Memória Dilatada

Memória Dilatada

Por Ida Mara Freire/ Foto: Clara Meirelles

O lembrar e o esquecer nos tornam humanos, ensina as leituras de Paul Ricoeur. O tempo vivido em lutas, doenças, feridas, traumas cravam na memória corporal povoando-a de lembranças. A recordação, os graus de rememoração vão pouco a pouco preparando a narração a ser escrita, dançada, e por que não gritada.

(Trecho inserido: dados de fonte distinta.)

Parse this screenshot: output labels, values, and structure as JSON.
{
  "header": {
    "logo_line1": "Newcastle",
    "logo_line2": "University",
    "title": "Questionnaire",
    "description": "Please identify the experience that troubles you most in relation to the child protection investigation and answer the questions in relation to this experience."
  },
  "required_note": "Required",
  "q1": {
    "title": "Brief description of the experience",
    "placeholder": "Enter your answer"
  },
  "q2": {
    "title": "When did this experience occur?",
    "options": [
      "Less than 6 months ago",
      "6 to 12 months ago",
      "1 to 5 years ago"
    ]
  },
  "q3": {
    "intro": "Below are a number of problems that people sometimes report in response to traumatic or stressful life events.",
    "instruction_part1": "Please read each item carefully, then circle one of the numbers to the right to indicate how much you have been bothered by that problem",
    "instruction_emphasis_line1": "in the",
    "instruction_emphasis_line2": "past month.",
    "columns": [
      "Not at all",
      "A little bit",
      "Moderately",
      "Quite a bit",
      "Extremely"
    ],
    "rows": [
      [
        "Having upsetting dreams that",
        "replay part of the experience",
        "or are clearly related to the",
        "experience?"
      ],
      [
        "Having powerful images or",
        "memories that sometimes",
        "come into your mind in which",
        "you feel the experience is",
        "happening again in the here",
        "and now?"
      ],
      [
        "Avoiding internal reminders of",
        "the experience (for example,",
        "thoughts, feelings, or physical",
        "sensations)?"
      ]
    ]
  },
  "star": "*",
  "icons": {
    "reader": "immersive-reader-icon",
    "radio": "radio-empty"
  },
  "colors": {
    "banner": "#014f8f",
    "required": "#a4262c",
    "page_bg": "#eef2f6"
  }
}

Grito diante da plateia paciente a esperar o espetáculo começar… como provoca Olga Gutiérrez ao encerrar ontem a noite, no Ceart/Udesc, o Festival Internacional Múltipla Dança, que nesse ano apostou na ocupação de vários pontos da cidade, alcançando assim um número aproximado de 1500 espectadores.

Como no sábado, dia 28 de maio, a contemplação de diferentes lugares da Ponta do Coral, sugerida na intervenção urbana, as dançarinas Diana Gilardenghi e Sandra Nunes, compõem com um coral silencioso uma caminhada, a mostrar que nos movemos dentro de uma realidade impregnada de um passado exuberante e de um futuro obscuro, revelado no contraste de cada passo do momento atual, pois, embora não se possa negar a beleza da paisagem , é necessário o uso de máscaras para não se intoxicar com o cheiro ao redor e, o uso de luvas para não se contaminar com aquilo que está a alcance das mãos.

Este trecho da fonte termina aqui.